TMO Yönetim Kurulu Başkanı ve Genel Müdürü Ahmet Güldal, Tarım TV’de yayımlanan “Tarım Orman Gündemi” programında TMO faaliyetlerine ilişkin değerlendirmelerde bulundu.
Programa TMO’nun deprem bölgesindeki faaliyetlerini anlatarak başlayan Güldal “Malum 6 Şubat’ta ülkemiz çok farklı bir gündemle uyandı. Çok sayıda insanımızın hayatını kaybettiği felaketi yaşadık.” Diyerek ebedi hayata intikal eden vatandaşlarımıza rahmet, yaralılarımıza şifa dileğinde bulundu.
Sezonun kurak başladığını ancak son aylarda alınan yağışlarla bu yılın bereketli geçeceğini belirten Toprak Mahsulleri Ofisi (TMO) Müdürü Ahmet Güldal, “Biz önlemlerimizi kuraklığa göre almıştık. Ancak şubat ayından sonra gelen yağışlar, hem bizim hem de üreticilerimizin yüzünü güldürdü. Biz, tüm durumlara karşı hazırlıklıyız.” dedi.
“Deprem Bölgesine Desteğimiz Sürüyor.”
Devletimizin tüm kurumlarıyla alarm durumuna geçtiğini kaydeden Genel Müdür “TMO olarak biz aynı gün yöneticilerimizin tamamıyla deprem bölgesine intikal ettik. İlk çorba ikramını yaparak personelimizle, yakınlarıyla ilgilenmeye başladık. AFAD’la görüşerek iş birliği içinde gıda desteğinde bulunduk. Ramazan öncesinde tüm ürünlerimizden AFAD ile Aile ve Sosyal Hizmetler Bakanlığı koordinesinde depremzede vatandaşlarımıza ulaştırdık. Ürünlerimizle oradaki vatandaşlarımızın kahvaltılarını çeşitlendirmiş olduk. Bunları hibe olarak yaptık. Toplamda 33 bin ton gıda yardımı yapmış olduk. Ancak bu süreç bitmiş değil, yardımlarımız hâlen devam ediyor. Kurum olarak Bakanlığımızın vermiş olduğu görevlerle birlikte bölgeye desteğimizi sürdürüyoruz.” şeklinde konuştu.

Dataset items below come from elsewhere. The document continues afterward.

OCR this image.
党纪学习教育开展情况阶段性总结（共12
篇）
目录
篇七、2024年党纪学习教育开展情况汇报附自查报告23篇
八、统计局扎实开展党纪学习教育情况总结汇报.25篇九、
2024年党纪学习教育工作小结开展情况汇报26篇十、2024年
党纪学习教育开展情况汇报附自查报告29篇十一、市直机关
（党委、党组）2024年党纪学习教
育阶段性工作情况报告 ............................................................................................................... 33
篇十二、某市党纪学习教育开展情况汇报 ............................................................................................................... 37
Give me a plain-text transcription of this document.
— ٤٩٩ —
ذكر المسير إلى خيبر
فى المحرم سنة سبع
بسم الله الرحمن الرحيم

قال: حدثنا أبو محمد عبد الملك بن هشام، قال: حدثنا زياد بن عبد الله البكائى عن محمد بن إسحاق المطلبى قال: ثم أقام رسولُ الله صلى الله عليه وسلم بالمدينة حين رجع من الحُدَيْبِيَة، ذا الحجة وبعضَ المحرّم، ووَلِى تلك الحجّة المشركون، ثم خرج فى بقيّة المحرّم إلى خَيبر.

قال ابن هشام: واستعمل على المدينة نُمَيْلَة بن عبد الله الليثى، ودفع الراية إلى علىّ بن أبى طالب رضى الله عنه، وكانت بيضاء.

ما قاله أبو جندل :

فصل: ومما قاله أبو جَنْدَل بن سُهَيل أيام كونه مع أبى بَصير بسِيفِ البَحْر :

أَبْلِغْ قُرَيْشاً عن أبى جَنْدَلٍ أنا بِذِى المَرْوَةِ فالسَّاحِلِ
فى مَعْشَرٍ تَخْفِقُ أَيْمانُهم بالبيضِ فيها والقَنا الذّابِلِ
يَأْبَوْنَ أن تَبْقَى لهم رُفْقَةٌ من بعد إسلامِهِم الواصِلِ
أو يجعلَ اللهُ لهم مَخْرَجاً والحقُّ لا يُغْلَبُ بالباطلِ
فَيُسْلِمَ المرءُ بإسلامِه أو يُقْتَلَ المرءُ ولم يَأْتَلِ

Deprem bölgesindeki üreticilere yönelik alınan tedbirlere de değinen Güldal, buralarda cins ve kota sınırı olmadan TMO’nun alım yaptığını aktardı ve “Cins ve kota sınırı koymadan üreticimizin elindeki ürünleri aldık. 1,6 milyarlık ödeme yaptık.” dedi.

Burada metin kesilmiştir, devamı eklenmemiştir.